Each chapter in Skin is a small vignette relating to one of the aforementioned characters. A little over halfway through the book, I started to realize that the stories aren’t connected in any way, other than all of the characters living in the same place and the ever-present themes of absurdity and existentialism. Each of the chapters/stories, taken by themselves, is enjoyable… odd, but readable. Not much happens in the way of plot development, but each story shows a character searching for answers to life, and finding things completely out of the normal range.

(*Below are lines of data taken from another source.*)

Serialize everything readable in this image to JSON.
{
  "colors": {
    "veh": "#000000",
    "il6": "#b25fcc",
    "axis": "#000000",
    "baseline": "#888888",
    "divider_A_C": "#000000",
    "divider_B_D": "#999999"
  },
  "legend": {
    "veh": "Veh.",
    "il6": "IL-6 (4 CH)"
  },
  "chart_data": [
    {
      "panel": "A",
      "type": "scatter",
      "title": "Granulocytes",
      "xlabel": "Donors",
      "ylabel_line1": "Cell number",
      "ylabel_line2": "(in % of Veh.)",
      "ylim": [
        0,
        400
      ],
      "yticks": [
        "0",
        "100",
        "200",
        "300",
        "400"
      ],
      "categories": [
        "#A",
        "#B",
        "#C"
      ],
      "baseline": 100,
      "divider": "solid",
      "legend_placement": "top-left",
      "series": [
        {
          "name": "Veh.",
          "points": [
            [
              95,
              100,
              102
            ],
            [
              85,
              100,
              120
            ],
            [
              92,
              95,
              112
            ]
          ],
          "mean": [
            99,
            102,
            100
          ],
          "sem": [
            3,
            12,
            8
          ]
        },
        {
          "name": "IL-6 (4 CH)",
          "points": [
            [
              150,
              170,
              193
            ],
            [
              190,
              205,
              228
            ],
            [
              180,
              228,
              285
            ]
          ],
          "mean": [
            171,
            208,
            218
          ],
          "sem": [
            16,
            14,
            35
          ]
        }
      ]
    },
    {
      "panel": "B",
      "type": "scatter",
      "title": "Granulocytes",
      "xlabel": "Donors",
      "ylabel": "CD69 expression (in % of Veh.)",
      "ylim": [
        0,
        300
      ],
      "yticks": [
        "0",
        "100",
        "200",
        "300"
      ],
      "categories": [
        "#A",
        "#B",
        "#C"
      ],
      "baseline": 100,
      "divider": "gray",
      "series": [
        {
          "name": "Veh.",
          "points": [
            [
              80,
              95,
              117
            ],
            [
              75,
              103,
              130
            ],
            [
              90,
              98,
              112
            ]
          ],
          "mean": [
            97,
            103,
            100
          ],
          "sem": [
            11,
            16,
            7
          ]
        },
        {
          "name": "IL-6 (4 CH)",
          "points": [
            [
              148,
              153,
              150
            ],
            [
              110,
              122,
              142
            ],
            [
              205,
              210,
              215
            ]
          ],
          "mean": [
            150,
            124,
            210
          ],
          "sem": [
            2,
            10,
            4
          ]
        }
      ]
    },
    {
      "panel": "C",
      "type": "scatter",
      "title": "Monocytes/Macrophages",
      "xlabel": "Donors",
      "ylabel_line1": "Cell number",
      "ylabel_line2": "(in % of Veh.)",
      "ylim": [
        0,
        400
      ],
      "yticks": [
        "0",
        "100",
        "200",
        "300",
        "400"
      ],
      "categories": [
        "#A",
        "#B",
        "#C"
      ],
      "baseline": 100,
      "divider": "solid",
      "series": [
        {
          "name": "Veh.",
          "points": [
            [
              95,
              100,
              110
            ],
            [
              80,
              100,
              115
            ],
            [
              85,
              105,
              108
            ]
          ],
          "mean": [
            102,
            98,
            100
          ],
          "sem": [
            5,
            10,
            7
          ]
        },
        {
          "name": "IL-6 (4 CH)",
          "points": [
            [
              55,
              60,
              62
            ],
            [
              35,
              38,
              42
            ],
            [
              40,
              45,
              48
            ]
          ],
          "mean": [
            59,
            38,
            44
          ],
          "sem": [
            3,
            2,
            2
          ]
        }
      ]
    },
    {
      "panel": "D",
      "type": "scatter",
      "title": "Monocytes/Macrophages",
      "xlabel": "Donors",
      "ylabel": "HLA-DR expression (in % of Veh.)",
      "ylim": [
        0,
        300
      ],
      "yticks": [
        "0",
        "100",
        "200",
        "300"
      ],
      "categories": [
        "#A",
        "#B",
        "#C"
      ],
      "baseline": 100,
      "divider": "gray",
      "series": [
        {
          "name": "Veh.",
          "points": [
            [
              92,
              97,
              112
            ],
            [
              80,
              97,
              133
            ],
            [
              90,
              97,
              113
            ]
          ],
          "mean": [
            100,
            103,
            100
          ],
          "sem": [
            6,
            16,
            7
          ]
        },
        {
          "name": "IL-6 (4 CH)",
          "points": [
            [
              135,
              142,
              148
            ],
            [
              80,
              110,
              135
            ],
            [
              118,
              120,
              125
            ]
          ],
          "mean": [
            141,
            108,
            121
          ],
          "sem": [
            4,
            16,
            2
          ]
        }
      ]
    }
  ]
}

As touched on previously, Kellie Wells writes with a beautiful command of the English language. At times the stagnant action willed me to put down the book, but it was the poetical words that kept me reading. Because the narrative changes so often, the book feels fresher than it really is. If Skin had been marketed as a collection of short stories, I’d be much more inclined to recommend it. Unfortunately, as a novel, it remains disjointed, unconnected and leaves me unable to recommend it.